Men were more likely to own guns by 9.53%.  But what if we wanted to include social class in this analysis?  The 2014 GSS asked respondents whether they thought of themselves as lower, working, middle, or upper class.  This is variable d11_class.  What we want to do is to hold constant perceived social class.  In other words, we want to divide our sample into four groups with each group consisting of one of these four classes and then look at the relationship between d5_sex and g2_owngun separately for each of these four groups.  Social class will be our control variable since we are going to hold it constant. 

In order to run a table with a control variable, we need to create a blank syntax file.  To do this click on “File” in the menu bar and then on “New” and finally on “Syntax.”  A blank syntax file should open.  Enter the following commands into the syntax file.  It’s easiest to do this by copying and pasting the commands into the syntax file.
CROSSTABS
  /TABLES=g2_owngun BY d5_sex BY d11_class
  /STATISTICS=CHISQ GAMMA
  /CELLS=COUNT COLUMN.

To run this commands click on “Run” in the menu bar and then on “All.”  You should see the following table in your output window.

 This is the crosstab you get in PSPP when you crosstabulate have gun in home by sex controlling for subjective class identification.

This table is more complicated.  Notice that the table is actually divided into four tables with one on top of the other.  At the top we have those who said they were lower class, then working, middle and upper class.  Let’s look at the percent differences for each of these tables – 12.19%, 9.40%, 9.53%, and 2.90%.  The first three tables are similar to the two-variable table – 9.53% compared to 11.19%, 9.40%, and 9.53%.  Remember not to make too much out of small differences because of sampling error.  Notice that the last table for upper class has a much smaller difference – 2.90%.   In other words, when we look at only those who see themselves as upper class, there really isn’t any difference between men and women in terms of gun ownership.
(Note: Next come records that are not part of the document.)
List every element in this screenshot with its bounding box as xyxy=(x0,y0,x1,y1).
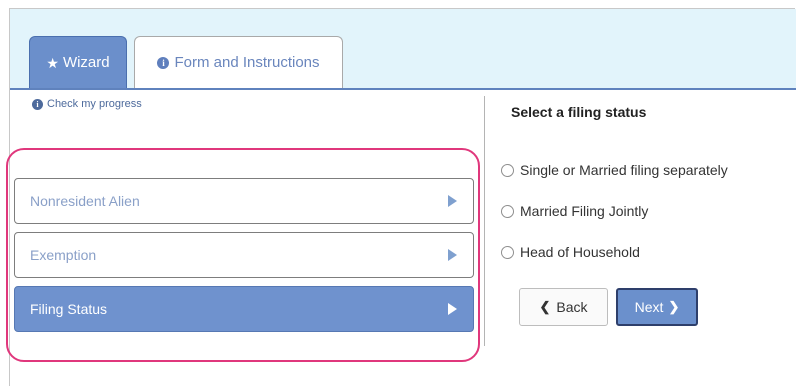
step-nonresident-alien[interactable]: Nonresident Alien xyxy=(14,178,474,224)
radio-button[interactable] xyxy=(501,163,514,177)
step-label: Nonresident Alien xyxy=(30,193,140,209)
next-button[interactable]: Next ❯ xyxy=(616,288,698,326)
chevron-right-icon xyxy=(448,195,457,207)
back-label: Back xyxy=(556,299,588,315)
info-icon: i xyxy=(157,56,170,69)
tab-underline xyxy=(10,88,796,90)
header-band xyxy=(10,9,796,89)
tab-wizard[interactable]: ★ Wizard xyxy=(29,36,127,88)
back-button[interactable]: ❮ Back xyxy=(519,288,608,326)
step-exemption[interactable]: Exemption xyxy=(14,232,474,278)
star-icon: ★ xyxy=(46,54,59,71)
tab-form-and-instructions[interactable]: i Form and Instructions xyxy=(134,36,343,88)
step-label: Filing Status xyxy=(30,301,108,317)
tab-form-label: Form and Instructions xyxy=(174,54,320,71)
panel-divider xyxy=(484,96,485,346)
option-single[interactable]: Single or Married filing separately xyxy=(501,162,728,178)
option-label: Single or Married filing separately xyxy=(520,162,728,178)
step-label: Exemption xyxy=(30,247,97,263)
radio-button[interactable] xyxy=(501,245,514,259)
tab-wizard-label: Wizard xyxy=(62,54,110,71)
info-icon: i xyxy=(32,98,43,110)
chevron-right-icon xyxy=(448,249,457,261)
step-filing-status[interactable]: Filing Status xyxy=(14,286,474,332)
next-label: Next xyxy=(634,299,664,315)
chevron-left-icon: ❮ xyxy=(539,299,551,314)
filing-status-title: Select a filing status xyxy=(511,104,647,120)
option-head-of-household[interactable]: Head of Household xyxy=(501,244,640,260)
chevron-right-icon: ❯ xyxy=(668,299,680,314)
chevron-right-icon xyxy=(448,303,457,315)
check-progress-label: Check my progress xyxy=(47,98,142,110)
option-married-jointly[interactable]: Married Filing Jointly xyxy=(501,203,648,219)
check-progress-link[interactable]: i Check my progress xyxy=(32,98,142,110)
option-label: Married Filing Jointly xyxy=(520,203,649,219)
radio-button[interactable] xyxy=(501,204,514,218)
option-label: Head of Household xyxy=(520,244,640,260)
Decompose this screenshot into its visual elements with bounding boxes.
But notice something else.  There are fewer people who say they are lower and upper class than say they are working or middle class.  There are only 137 respondents in the lower class table and even fewer, 48 respondents, in the upper class table.  We’ll have more to say about this in the next exercise (STAT10S).

Part V – Now it’s Your Turn Again

In Part II we compared men and women (d5_sex) in terms of fear of crime (c1_fear).  Run this table again but this time add social class (d11_class) into the analysis as a control variable as we did in Part IV.  What happens to the percent difference when you hold constant class?  What does this tell you?

Recall from Part IV that to run a table with a control variable, we need to create a blank syntax file.  To do this click on “File” in the menu bar and then on “New” and finally on “Syntax.”  A blank syntax file should open.  Enter the following commands into the syntax file.  It’s easiest to do this by copying and pasting the commands into the syntax file.
CROSSTABS
  /TABLES=c1_fear BY d5_sex BY d11_class
  /STATISTICS=CHISQ GAMMA
  /CELLS=COUNT COLUMN.

The only difference between this and what you did in Part IV is that you have substituted c1_fear for g2_owngun.